Playing through the game takes around an hour and a half, and the game gives players a few different ways of playing through the seven stages. In the screenshots I’m rocking the default “Normal” mode, which shows the basic HUD. You can switch all of it off for full cinematic effect, while there’s also the “Full” mode, in which the game reveals itself as a more arcade-y, score attack experience. Like any decent rail shooter, there are point bonuses for killing bosses quickly and getting combos (killing multiple enemies simultaneously with homing shots).
There are also multiple routes through most levels. It’s not obvious where routes branch off, so I found it a bit obscure to be honest, but it is at least in keeping with the game’s subtle and organic feel. At the end of each stage, the difficulty of the route you took and the percentage of enemies shot down are tallied up, and you’re awarded with Evolution points, which serve to evolve/upgrade your dragon over the course of a playthrough.
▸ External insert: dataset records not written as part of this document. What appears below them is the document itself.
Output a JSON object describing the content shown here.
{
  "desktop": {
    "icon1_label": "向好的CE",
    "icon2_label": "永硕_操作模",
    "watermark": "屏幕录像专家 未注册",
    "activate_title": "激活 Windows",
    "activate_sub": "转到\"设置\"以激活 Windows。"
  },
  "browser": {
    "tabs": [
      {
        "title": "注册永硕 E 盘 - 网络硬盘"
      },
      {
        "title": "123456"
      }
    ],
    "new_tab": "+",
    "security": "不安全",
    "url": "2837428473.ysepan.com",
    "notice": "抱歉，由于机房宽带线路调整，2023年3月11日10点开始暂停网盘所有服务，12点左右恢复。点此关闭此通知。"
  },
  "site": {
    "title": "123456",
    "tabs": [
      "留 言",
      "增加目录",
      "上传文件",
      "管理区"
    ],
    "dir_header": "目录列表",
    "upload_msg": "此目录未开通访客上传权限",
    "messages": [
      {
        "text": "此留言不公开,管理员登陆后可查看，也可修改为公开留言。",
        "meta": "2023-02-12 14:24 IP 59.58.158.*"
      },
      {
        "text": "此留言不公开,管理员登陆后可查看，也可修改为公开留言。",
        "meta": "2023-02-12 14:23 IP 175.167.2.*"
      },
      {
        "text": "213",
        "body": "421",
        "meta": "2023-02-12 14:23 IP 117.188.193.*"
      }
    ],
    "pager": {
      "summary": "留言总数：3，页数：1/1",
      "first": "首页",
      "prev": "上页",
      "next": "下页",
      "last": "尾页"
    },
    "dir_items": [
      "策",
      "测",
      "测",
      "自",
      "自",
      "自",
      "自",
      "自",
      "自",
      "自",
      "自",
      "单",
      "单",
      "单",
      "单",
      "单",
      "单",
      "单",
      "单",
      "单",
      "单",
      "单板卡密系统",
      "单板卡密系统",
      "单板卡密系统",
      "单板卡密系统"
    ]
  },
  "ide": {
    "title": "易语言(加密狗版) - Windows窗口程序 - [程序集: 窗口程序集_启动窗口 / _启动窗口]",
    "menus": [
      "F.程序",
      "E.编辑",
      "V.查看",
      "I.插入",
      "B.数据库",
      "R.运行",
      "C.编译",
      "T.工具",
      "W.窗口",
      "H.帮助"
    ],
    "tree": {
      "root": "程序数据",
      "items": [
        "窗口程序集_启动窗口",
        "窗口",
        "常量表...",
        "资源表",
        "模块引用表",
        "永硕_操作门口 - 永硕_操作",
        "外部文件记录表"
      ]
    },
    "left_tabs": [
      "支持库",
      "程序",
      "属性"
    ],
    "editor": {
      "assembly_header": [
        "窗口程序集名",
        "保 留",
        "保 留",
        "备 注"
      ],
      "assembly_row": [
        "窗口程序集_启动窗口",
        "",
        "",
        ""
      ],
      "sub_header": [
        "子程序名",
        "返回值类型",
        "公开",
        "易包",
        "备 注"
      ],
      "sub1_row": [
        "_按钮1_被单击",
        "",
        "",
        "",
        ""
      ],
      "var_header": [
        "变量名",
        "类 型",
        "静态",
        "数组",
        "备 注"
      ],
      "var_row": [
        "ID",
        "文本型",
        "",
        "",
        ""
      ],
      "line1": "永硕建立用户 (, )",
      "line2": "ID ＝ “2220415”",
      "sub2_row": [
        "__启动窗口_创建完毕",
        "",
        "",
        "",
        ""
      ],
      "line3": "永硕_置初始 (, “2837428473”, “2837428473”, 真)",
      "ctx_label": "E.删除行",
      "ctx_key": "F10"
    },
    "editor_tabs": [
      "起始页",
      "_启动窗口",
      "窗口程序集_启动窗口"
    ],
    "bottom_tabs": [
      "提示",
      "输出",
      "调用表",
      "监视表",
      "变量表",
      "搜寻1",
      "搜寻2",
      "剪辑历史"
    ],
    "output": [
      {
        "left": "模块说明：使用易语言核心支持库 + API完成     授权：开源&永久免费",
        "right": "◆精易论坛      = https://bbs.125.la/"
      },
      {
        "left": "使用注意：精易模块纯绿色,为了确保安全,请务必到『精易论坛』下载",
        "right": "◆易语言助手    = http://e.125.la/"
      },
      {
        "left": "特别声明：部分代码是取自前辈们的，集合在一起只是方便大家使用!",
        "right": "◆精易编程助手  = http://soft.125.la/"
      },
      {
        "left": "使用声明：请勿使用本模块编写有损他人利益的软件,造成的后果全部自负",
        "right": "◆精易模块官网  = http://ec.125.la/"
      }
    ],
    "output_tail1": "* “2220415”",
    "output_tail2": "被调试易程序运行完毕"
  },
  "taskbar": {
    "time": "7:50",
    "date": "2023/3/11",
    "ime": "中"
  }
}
Evolved dragons have on them a fresh lick of paint, more health, bigger berzerker bars and larger homing missile capacity, so its well worth your while getting good. Getting all of the available points in a level is a real challenge, especially in the later stages, and the ability to unlock new dragons provides good incentive to replay the game.
One of the high points of Panzer Dragoon 2 for me is the climactic final stage. This game ends with what must be one of the coolest and most intense boss fights I’ve ever played, as you face off against another dragon in a wild one-on-one dogfight. It is a completely exhilarating ride that is like poetry in motion to watch. But if you suffer from motion sickness I wouldn’t recommend trying it. I’ve added a video at the bottom if you want to see the boss fight in all its glory, but it bears a badass warning.
I’m going to leave it there for Panzer Dragoon 2. It’s a fantastically unique game that holds up very well today. I know I said it already, but the 1996 release date is remarkable given this game’s accomplishments. A clear forerunner of Ico and Shadow of the Colossus, I’d recommend Panzer Dragoon 2 to anyone interested in the viability of videogames as an artistic medium. It shouldn’t come as any surprise that this game made it into the Smithsonian Museum’s exhibition, The Art of Video Games.